Harrison Rowley
- Full name: Harrison Cotton Banks Rowley
- Date of birth: 15 June 1924
- Place of birth: Cromwell, New Zealand
- Date of death: 16 December 1956 (aged 32)
- Place of death: Waimate, New Zealand
- Height: 1.85 m (6 ft 1 in)
- Weight: 90 kg (198 lb)
- School: Southland Boys' High School
- Occupation(s): Stock buyer

Rugby union career
- Position(s): Loose forward

International career
- Years: Team / Apps / (Points)
- 1949: New Zealand / 1 / (0)

= Harrison Rowley =

Harrison Cotton Banks Rowley (15 June 1924 — 16 December 1956) was a New Zealand rugby union international.

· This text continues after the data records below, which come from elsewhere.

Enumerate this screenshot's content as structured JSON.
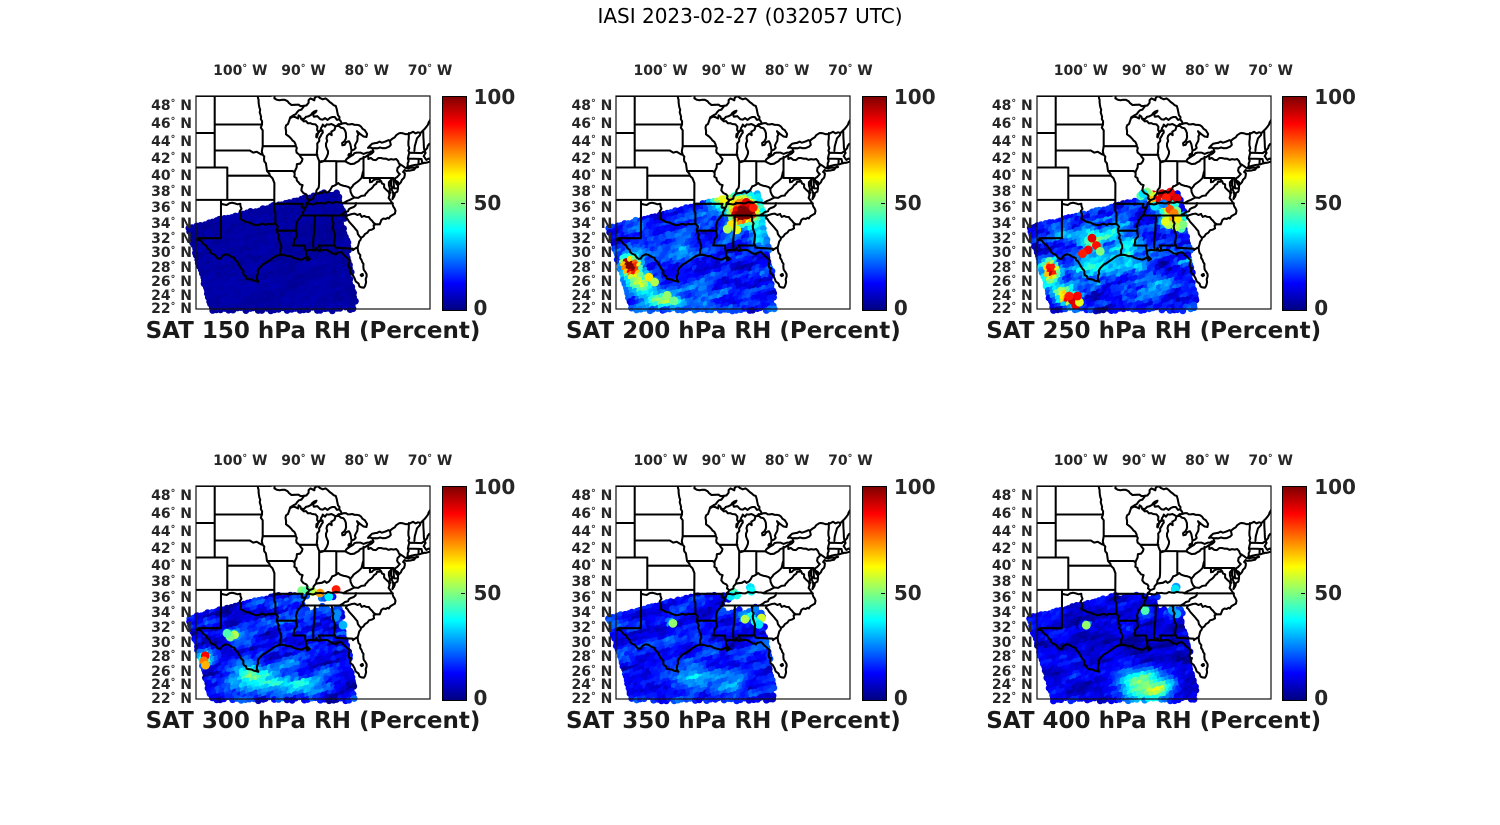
{
  "figure": {
    "title": "IASI 2023-02-27 (032057 UTC)",
    "instrument": "IASI",
    "date": "2023-02-27",
    "time_utc": "032057"
  },
  "axes": {
    "projection": "mercator",
    "lon_range": [
      -107,
      -70
    ],
    "lat_range": [
      22,
      49
    ],
    "lon_tick_labels": [
      "100° W",
      "90° W",
      "80° W",
      "70° W"
    ],
    "lon_tick_values": [
      -100,
      -90,
      -80,
      -70
    ],
    "lat_tick_labels": [
      "48° N",
      "46° N",
      "44° N",
      "42° N",
      "40° N",
      "38° N",
      "36° N",
      "34° N",
      "32° N",
      "30° N",
      "28° N",
      "26° N",
      "24° N",
      "22° N"
    ],
    "lat_tick_values": [
      48,
      46,
      44,
      42,
      40,
      38,
      36,
      34,
      32,
      30,
      28,
      26,
      24,
      22
    ]
  },
  "colorbar": {
    "tick_labels": [
      "100",
      "50",
      "0"
    ],
    "tick_values": [
      100,
      50,
      0
    ],
    "range": [
      0,
      100
    ],
    "colormap": "jet",
    "color_low": "#000080",
    "color_high": "#800000"
  },
  "chart_data": {
    "type": "heatmap",
    "subtype": "satellite-swath-scatter-maps",
    "title": "IASI 2023-02-27 (032057 UTC)",
    "units": "Percent relative humidity",
    "value_range": [
      0,
      100
    ],
    "panels": [
      {
        "title": "SAT 150 hPa RH (Percent)",
        "pressure_hPa": 150,
        "row": 0,
        "col": 0,
        "base_rh": 3.5,
        "texture": 0.8,
        "swath": "row1",
        "features": [],
        "outlier_points": [],
        "holes": []
      },
      {
        "title": "SAT 200 hPa RH (Percent)",
        "pressure_hPa": 200,
        "row": 0,
        "col": 1,
        "base_rh": 15,
        "texture": 6,
        "swath": "row1",
        "features": [
          [
            -86.3,
            35.4,
            1.7,
            1.1,
            90
          ],
          [
            -87.2,
            34.9,
            1.3,
            0.9,
            60
          ],
          [
            -86.6,
            35.7,
            3.0,
            1.7,
            30
          ],
          [
            -88.0,
            37.1,
            2.8,
            1.0,
            28
          ],
          [
            -90.8,
            37.0,
            1.8,
            0.8,
            24
          ],
          [
            -84.3,
            32.6,
            1.4,
            1.4,
            24
          ],
          [
            -88.3,
            33.8,
            1.2,
            0.8,
            26
          ],
          [
            -104.3,
            27.9,
            1.3,
            1.3,
            88
          ],
          [
            -105.4,
            28.6,
            0.8,
            0.9,
            60
          ],
          [
            -102.9,
            25.6,
            1.6,
            1.2,
            42
          ],
          [
            -100.2,
            23.3,
            2.6,
            1.0,
            30
          ],
          [
            -97.5,
            22.8,
            2.2,
            0.9,
            22
          ],
          [
            -96.2,
            30.6,
            1.4,
            1.0,
            14
          ],
          [
            -93.0,
            25.0,
            3.0,
            1.5,
            8
          ]
        ],
        "outlier_points": [
          [
            -85.8,
            36.4,
            95
          ],
          [
            -86.4,
            36.7,
            90
          ],
          [
            -85.3,
            36.0,
            85
          ],
          [
            -88.8,
            33.8,
            65
          ],
          [
            -89.4,
            33.2,
            55
          ],
          [
            -87.9,
            33.1,
            60
          ],
          [
            -101.8,
            26.6,
            65
          ],
          [
            -100.9,
            25.9,
            55
          ],
          [
            -98.9,
            24.0,
            52
          ],
          [
            -97.8,
            23.2,
            48
          ]
        ],
        "holes": []
      },
      {
        "title": "SAT 250 hPa RH (Percent)",
        "pressure_hPa": 250,
        "row": 0,
        "col": 2,
        "base_rh": 17,
        "texture": 8,
        "swath": "row1",
        "features": [
          [
            -86.4,
            36.3,
            1.5,
            0.9,
            55
          ],
          [
            -85.6,
            34.7,
            1.6,
            1.0,
            48
          ],
          [
            -104.7,
            27.4,
            1.2,
            1.3,
            88
          ],
          [
            -102.0,
            23.3,
            1.3,
            0.9,
            55
          ],
          [
            -103.0,
            24.3,
            1.8,
            0.9,
            42
          ],
          [
            -97.9,
            31.5,
            1.4,
            1.1,
            26
          ],
          [
            -95.5,
            33.0,
            2.2,
            1.2,
            18
          ],
          [
            -98.5,
            27.5,
            2.6,
            1.6,
            16
          ],
          [
            -92.5,
            28.8,
            2.6,
            1.6,
            14
          ],
          [
            -88.0,
            25.0,
            2.0,
            1.2,
            8
          ],
          [
            -99.0,
            32.0,
            2.8,
            1.6,
            16
          ],
          [
            -94.0,
            29.5,
            3.2,
            2.0,
            12
          ]
        ],
        "outlier_points": [
          [
            -86.1,
            37.7,
            97
          ],
          [
            -85.5,
            37.35,
            95
          ],
          [
            -86.9,
            37.5,
            92
          ],
          [
            -86.3,
            36.9,
            96
          ],
          [
            -87.7,
            37.2,
            93
          ],
          [
            -88.6,
            37.65,
            88
          ],
          [
            -85.2,
            36.5,
            40
          ],
          [
            -87.3,
            37.0,
            62
          ],
          [
            -88.2,
            37.45,
            58
          ],
          [
            -89.2,
            37.7,
            58
          ],
          [
            -89.85,
            37.45,
            28
          ],
          [
            -90.6,
            37.5,
            45
          ],
          [
            -87.8,
            36.35,
            30
          ],
          [
            -84.9,
            34.9,
            68
          ],
          [
            -85.6,
            34.2,
            72
          ],
          [
            -84.5,
            34.0,
            60
          ],
          [
            -86.2,
            33.8,
            55
          ],
          [
            -84.2,
            33.3,
            45
          ],
          [
            -84.9,
            35.6,
            50
          ],
          [
            -98.3,
            32.0,
            90
          ],
          [
            -97.6,
            31.0,
            86
          ],
          [
            -98.9,
            30.4,
            88
          ],
          [
            -97.0,
            30.2,
            50
          ],
          [
            -99.8,
            29.9,
            85
          ],
          [
            -101.4,
            23.3,
            92
          ],
          [
            -100.9,
            22.6,
            90
          ],
          [
            -101.9,
            23.9,
            85
          ],
          [
            -100.3,
            23.0,
            60
          ],
          [
            -100.6,
            23.9,
            88
          ],
          [
            -87.2,
            37.8,
            95
          ],
          [
            -88.0,
            37.0,
            90
          ],
          [
            -85.9,
            38.0,
            88
          ],
          [
            -84.9,
            37.2,
            90
          ],
          [
            -86.55,
            37.25,
            85
          ],
          [
            -89.6,
            38.0,
            50
          ],
          [
            -90.2,
            37.8,
            35
          ],
          [
            -88.9,
            36.9,
            70
          ],
          [
            -86.0,
            35.8,
            80
          ],
          [
            -85.3,
            35.3,
            75
          ],
          [
            -84.7,
            34.4,
            65
          ],
          [
            -86.7,
            34.2,
            60
          ],
          [
            -83.9,
            33.8,
            50
          ],
          [
            -85.0,
            33.5,
            55
          ],
          [
            -87.0,
            36.5,
            25
          ],
          [
            -88.4,
            36.2,
            35
          ]
        ],
        "holes": []
      },
      {
        "title": "SAT 300 hPa RH (Percent)",
        "pressure_hPa": 300,
        "row": 1,
        "col": 0,
        "base_rh": 13,
        "texture": 6.5,
        "swath": "row2",
        "features": [
          [
            -95.5,
            24.3,
            4.8,
            1.7,
            22
          ],
          [
            -89.5,
            23.5,
            2.4,
            1.3,
            24
          ],
          [
            -99.5,
            26.3,
            2.6,
            1.2,
            12
          ],
          [
            -105.3,
            27.7,
            0.8,
            1.0,
            40
          ],
          [
            -101.2,
            31.0,
            1.2,
            0.7,
            24
          ],
          [
            -87.6,
            36.2,
            1.6,
            0.9,
            22
          ],
          [
            -91.8,
            27.0,
            2.2,
            1.2,
            10
          ],
          [
            -102.5,
            33.9,
            2.2,
            1.4,
            -7
          ],
          [
            -99.5,
            25.8,
            3.0,
            1.2,
            12
          ]
        ],
        "outlier_points": [
          [
            -84.85,
            37.05,
            85
          ],
          [
            -87.4,
            36.6,
            72
          ],
          [
            -88.6,
            36.8,
            56
          ],
          [
            -90.3,
            36.9,
            50
          ],
          [
            -89.5,
            36.95,
            46
          ],
          [
            -86.0,
            36.15,
            36
          ],
          [
            -84.65,
            33.95,
            26
          ],
          [
            -84.95,
            33.45,
            26
          ],
          [
            -83.75,
            32.4,
            30
          ],
          [
            -105.55,
            28.2,
            88
          ],
          [
            -105.75,
            27.5,
            76
          ],
          [
            -105.5,
            26.9,
            70
          ],
          [
            -100.9,
            31.1,
            55
          ],
          [
            -101.6,
            30.8,
            50
          ],
          [
            -102.1,
            31.3,
            45
          ]
        ],
        "holes": [
          [
            -88.6,
            35.3,
            1.6,
            0.9
          ],
          [
            -85.6,
            35.3,
            1.2,
            0.8
          ]
        ]
      },
      {
        "title": "SAT 350 hPa RH (Percent)",
        "pressure_hPa": 350,
        "row": 1,
        "col": 1,
        "base_rh": 13,
        "texture": 5.5,
        "swath": "row2",
        "features": [
          [
            -94.5,
            24.6,
            4.2,
            1.7,
            17
          ],
          [
            -88.5,
            24.0,
            2.2,
            1.2,
            15
          ],
          [
            -86.0,
            33.3,
            1.5,
            0.9,
            20
          ],
          [
            -98.2,
            32.6,
            0.8,
            0.5,
            25
          ],
          [
            -92.5,
            29.5,
            2.0,
            1.2,
            9
          ]
        ],
        "outlier_points": [
          [
            -85.75,
            37.3,
            35
          ],
          [
            -85.6,
            36.85,
            38
          ],
          [
            -88.4,
            36.7,
            45
          ],
          [
            -87.9,
            36.35,
            40
          ],
          [
            -88.9,
            36.2,
            35
          ],
          [
            -86.6,
            33.2,
            55
          ],
          [
            -84.0,
            33.35,
            58
          ],
          [
            -85.0,
            32.9,
            40
          ],
          [
            -84.4,
            32.5,
            35
          ],
          [
            -98.0,
            32.65,
            52
          ]
        ],
        "holes": [
          [
            -86.9,
            35.5,
            2.3,
            1.1
          ],
          [
            -89.3,
            34.9,
            1.1,
            0.7
          ]
        ]
      },
      {
        "title": "SAT 400 hPa RH (Percent)",
        "pressure_hPa": 400,
        "row": 1,
        "col": 2,
        "base_rh": 9,
        "texture": 5,
        "swath": "row2",
        "features": [
          [
            -90.0,
            23.4,
            3.2,
            1.8,
            38
          ],
          [
            -87.4,
            23.2,
            2.1,
            1.4,
            24
          ],
          [
            -86.1,
            24.1,
            1.5,
            1.2,
            16
          ],
          [
            -91.6,
            25.2,
            2.4,
            1.5,
            16
          ],
          [
            -88.7,
            25.8,
            1.6,
            1.1,
            12
          ],
          [
            -85.5,
            34.0,
            1.5,
            1.0,
            14
          ],
          [
            -99.2,
            32.4,
            0.7,
            0.45,
            28
          ],
          [
            -89.9,
            34.3,
            0.8,
            0.6,
            22
          ]
        ],
        "outlier_points": [
          [
            -85.0,
            37.35,
            28
          ],
          [
            -85.15,
            37.1,
            35
          ],
          [
            -89.9,
            34.35,
            45
          ],
          [
            -99.2,
            32.4,
            52
          ],
          [
            -84.9,
            33.9,
            30
          ],
          [
            -85.6,
            34.4,
            28
          ]
        ],
        "holes": [
          [
            -86.3,
            35.4,
            1.9,
            1.0
          ]
        ]
      }
    ]
  }
}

Born in Cromwell, Rowley was educated at Southland Boys' High School.

Rowley, a loose forward, made his solitary Test appearance for the All Blacks in a win over the Wallabies at Eden Park in 1949. He had to spend most of the match on the wing, with the backline reshuffled after fullback Jack Kelly was injured.

A stock buyer by profession, Rowley often relocated during his rugby career and as a result made appearances for four unions, Bush, Wanganui, Thames Valley and North Auckland.

Rowley died in 1956 of injuries received when his car collided with a goods train at a crossing.